Engels’e göre, Marx’ın bilim tarihine yaptığı en önemli iki katkıdan biri, maddeci tarih görüşüdür. Bu görüşe göre din, toplumsal formasyonun üst-yapısında yer alan bir kurumdur.

1844’te Marx şunları yazıyor: “Dini yapan, oluşturan insandır; din insanı oluşturmaz. İnsan, devletin, toplumun ürünüdür. Bu devlet ve bu toplum dini üretir. Din de dünyanın tersine döndürülmüş bir bilincidir… Din mazlum yaratığın soluğudur; kalpsiz bir dünyanın kalbidir ve ruhsuz koşulların ruhudur. Halkın da afyonudur. Halkın sahte saadeti olan dini ilga etmek, halkın gerçek mutluluğunu talep etme anlamı taşır. Kendi durumlarına ilişkin yanılsamalarından kurtulma daveti, aslında, yanılsamalara gerek duyan bir dünyadan kurtulma davetidir.”

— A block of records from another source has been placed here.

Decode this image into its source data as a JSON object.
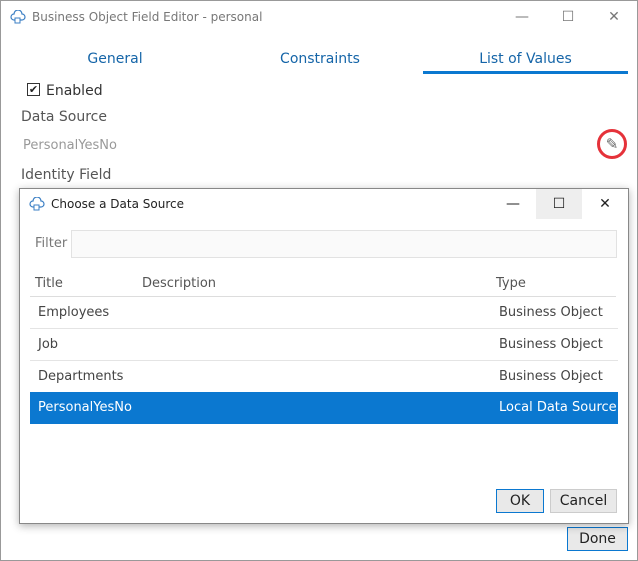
{
  "window": {
    "title": "Business Object Field Editor - personal",
    "icon": "cloud-icon"
  },
  "tabs": [
    {
      "label": "General"
    },
    {
      "label": "Constraints"
    },
    {
      "label": "List of Values",
      "active": true
    }
  ],
  "form": {
    "enabled_label": "Enabled",
    "enabled": true,
    "data_source_label": "Data Source",
    "data_source_value": "PersonalYesNo",
    "identity_field_label": "Identity Field"
  },
  "dialog": {
    "title": "Choose a Data Source",
    "filter_label": "Filter",
    "filter_value": "",
    "columns": [
      "Title",
      "Description",
      "Type"
    ],
    "rows": [
      {
        "title": "Employees",
        "description": "",
        "type": "Business Object"
      },
      {
        "title": "Job",
        "description": "",
        "type": "Business Object"
      },
      {
        "title": "Departments",
        "description": "",
        "type": "Business Object"
      },
      {
        "title": "PersonalYesNo",
        "description": "",
        "type": "Local Data Source",
        "selected": true
      }
    ],
    "ok_label": "OK",
    "cancel_label": "Cancel"
  },
  "done_label": "Done",
  "colors": {
    "accent": "#0b78d0",
    "highlight": "#e5323a"
  }
}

Bu ifadeler, dinin yukarıda değindiğim iki boyutunu da içeriyor. Halk kültürü olarak din: “Mazlum yaratığın soluğu; kalpsiz bir dünyanın kalbi…”  Ve halk sınıflarının sömürü düzenine teslimiyetini sağlayan ideolojik işlevi ile; “halkın da afyonu” olan din…

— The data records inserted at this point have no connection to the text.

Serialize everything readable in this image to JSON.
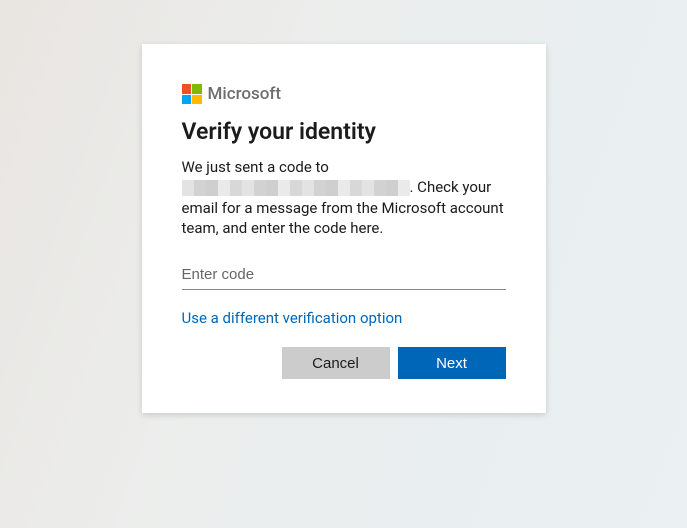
{
  "brand": "Microsoft",
  "title": "Verify your identity",
  "body": {
    "line1": "We just sent a code to",
    "line2_after_redaction": ". Check your email for a message from the Microsoft account team, and enter the code here."
  },
  "code_input": {
    "placeholder": "Enter code",
    "value": ""
  },
  "alt_link": "Use a different verification option",
  "buttons": {
    "cancel": "Cancel",
    "next": "Next"
  }
}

Lenin, Marx’ın düşüncesinin üç kaynağını belirliyor:  “Alman felsefesi, İngiliz politik iktisadı ve Fransız sosyalizmi…” Her üçü de, aydınlanma devriminin türevleridir. Elbette sosyal mücadeleler tarihi içinde sömürülen sınıflar gerçek acılara karşı bir protesto olarak bazen dine sığındılar; bazen de kilisenin, ulemanın ihanetine uğradılar. Ancak, konumuz “sınıf mücadeleleri içinde din” değil, Marx düşüncesinin kaynakları ise, aydınlanma devriminden soyutlanmış bir Marx olamayacağını vurgulamamız gerekir. Aydınlanma, Orta Çağ dünyasının düşüncesine karşı bir isyandır. Ve bir ideoloji olarak din (Batı’da Katoliklik, bizde İslamcılık) o düşüncenin temel öğesidir.

Marx’ın din konusundaki görüşleri bence açıktır. Bunların temelden sorgulanması, tarihsel maddeciliğin reddiyesi anlamına gelir. Yasak yok; elbette yapılabilir; ama bu toplantının amacı herhalde bu değildir.

Aslında bu konuşmada herkesçe bilinen, sıradan şeyleri tekrarlamanın fazla ötesine gidemediğimi biliyorum. Bu nedenle de sabrınız için teşekkürler.